Il consiglio di amministrazione di E2E Networks approva una raccolta di capitale fino a 1.500 crore di rupie tramite QIP e altre vie
Punti chiave
- •Il consiglio di amministrazione di E2E Networks ha approvato una raccolta di capitale fino a 1.500 crore di rupie tramite QIP, rights issue, FPO o altre vie.
- •L'approvazione della raccolta di capitale segue una netta ripresa dei risultati del trimestre di giugno dell'azienda.
- •E2E Networks fornisce infrastrutture cloud basate su GPU per carichi di lavoro di AI e apprendimento automatico ed è quotata alla NSE.
- •Il nuovo capitale per i provider di cloud su GPU viene in genere destinato all'espansione della capacità di calcolo, che richiede ingenti spese iniziali per hardware e data center.
- •Qualunque sia la via di raccolta scelta, verranno emesse nuove azioni, con dettagli su prezzo e diluizione da comunicare con l'avanzare del processo.

Il consiglio di amministrazione di E2E Networks ha approvato una raccolta di capitale fino a 1.500 crore di rupie tramite un'offerta istituzionale qualificata (QIP), un aumento di capitale riservato agli azionisti esistenti (rights issue), un'offerta pubblica aggiuntiva (FPO) o altre vie, come comunicato dall'azienda.
L'approvazione della raccolta di capitale arriva mentre il provider di infrastrutture cloud e AI ha registrato una netta ripresa dei risultati del trimestre di giugno. Per un'azienda la cui attività si concentra su infrastrutture cloud basate su GPU, il nuovo capitale viene in genere destinato all'espansione della capacità di calcolo, poiché la costruzione di infrastrutture per l'AI richiede ingenti investimenti iniziali in hardware di fascia alta e capacità di data center.

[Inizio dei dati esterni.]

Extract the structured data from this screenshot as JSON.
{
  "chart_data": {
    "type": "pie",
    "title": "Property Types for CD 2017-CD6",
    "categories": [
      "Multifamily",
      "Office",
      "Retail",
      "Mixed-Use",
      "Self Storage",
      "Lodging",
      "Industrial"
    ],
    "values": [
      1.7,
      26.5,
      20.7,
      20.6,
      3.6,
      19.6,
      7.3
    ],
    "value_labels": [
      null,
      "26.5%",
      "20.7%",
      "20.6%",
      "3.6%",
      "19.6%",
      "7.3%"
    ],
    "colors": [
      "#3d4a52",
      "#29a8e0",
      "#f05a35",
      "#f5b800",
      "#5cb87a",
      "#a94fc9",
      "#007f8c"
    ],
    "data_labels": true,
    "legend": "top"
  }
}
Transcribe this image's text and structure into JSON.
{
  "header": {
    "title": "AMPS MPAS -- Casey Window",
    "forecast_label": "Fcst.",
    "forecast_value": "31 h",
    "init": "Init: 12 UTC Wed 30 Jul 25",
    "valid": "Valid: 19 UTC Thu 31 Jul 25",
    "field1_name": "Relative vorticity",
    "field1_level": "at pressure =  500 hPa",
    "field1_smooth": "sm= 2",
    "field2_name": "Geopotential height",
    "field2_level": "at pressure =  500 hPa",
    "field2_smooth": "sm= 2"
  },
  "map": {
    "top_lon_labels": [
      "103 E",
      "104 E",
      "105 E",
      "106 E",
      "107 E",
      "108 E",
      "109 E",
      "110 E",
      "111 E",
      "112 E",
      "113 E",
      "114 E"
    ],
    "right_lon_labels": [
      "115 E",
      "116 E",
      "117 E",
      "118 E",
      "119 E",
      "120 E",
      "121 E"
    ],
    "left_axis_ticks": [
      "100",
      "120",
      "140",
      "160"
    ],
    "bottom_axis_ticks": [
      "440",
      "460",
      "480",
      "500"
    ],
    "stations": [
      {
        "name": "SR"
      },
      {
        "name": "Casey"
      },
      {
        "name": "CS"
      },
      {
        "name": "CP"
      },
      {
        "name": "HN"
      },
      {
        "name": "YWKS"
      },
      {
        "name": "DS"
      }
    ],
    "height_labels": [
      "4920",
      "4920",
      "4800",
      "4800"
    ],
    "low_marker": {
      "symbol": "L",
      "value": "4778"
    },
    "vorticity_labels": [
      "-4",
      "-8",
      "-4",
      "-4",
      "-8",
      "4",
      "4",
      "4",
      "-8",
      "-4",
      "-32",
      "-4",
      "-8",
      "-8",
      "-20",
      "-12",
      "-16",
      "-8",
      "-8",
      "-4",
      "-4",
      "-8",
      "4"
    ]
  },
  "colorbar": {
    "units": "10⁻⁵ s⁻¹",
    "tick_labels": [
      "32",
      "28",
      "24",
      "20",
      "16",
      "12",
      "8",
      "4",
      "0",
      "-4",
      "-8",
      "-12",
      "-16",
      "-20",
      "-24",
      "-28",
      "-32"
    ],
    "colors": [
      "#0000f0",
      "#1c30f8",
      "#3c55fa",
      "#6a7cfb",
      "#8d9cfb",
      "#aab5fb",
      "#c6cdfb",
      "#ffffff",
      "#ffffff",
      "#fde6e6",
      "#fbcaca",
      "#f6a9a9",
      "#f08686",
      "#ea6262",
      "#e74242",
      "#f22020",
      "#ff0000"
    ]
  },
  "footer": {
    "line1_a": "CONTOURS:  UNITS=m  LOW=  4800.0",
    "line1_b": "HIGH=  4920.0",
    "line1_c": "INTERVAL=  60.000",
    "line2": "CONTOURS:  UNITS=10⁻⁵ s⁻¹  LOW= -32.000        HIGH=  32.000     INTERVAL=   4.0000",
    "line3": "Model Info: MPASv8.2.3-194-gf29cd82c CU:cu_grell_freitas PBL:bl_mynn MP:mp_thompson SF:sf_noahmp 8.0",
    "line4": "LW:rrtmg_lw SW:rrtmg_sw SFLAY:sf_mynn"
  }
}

E2E Networks è un'azienda indiana di infrastrutture cloud quotata alla Borsa Nazionale indiana (NSE) che fornisce servizi di cloud computing, tra cui infrastrutture basate su GPU utilizzate per carichi di lavoro di intelligenza artificiale e apprendimento automatico. L'azienda opera in un segmento in cui provider globali come AWS, Microsoft Azure e Google Cloud dominano il più ampio mercato indiano del cloud, mentre le offerte specializzate di cloud su GPU hanno guadagnato attenzione grazie alla crescente domanda di calcolo per addestramento e inferenza di modelli AI. Una QIP consente alle aziende indiane quotate di raccogliere capitale emettendo azioni verso investitori istituzionali qualificati senza affrontare un lungo processo di offerta pubblica, mentre una rights issue offre nuove azioni agli azionisti esistenti e una FPO è una vendita aggiuntiva di azioni da parte di un'azienda già quotata. Qualunque sia la via scelta, la raccolta di capitale comporterebbe l'emissione di nuove azioni, con dettagli su prezzo e diluizione da comunicare con l'avanzare del processo.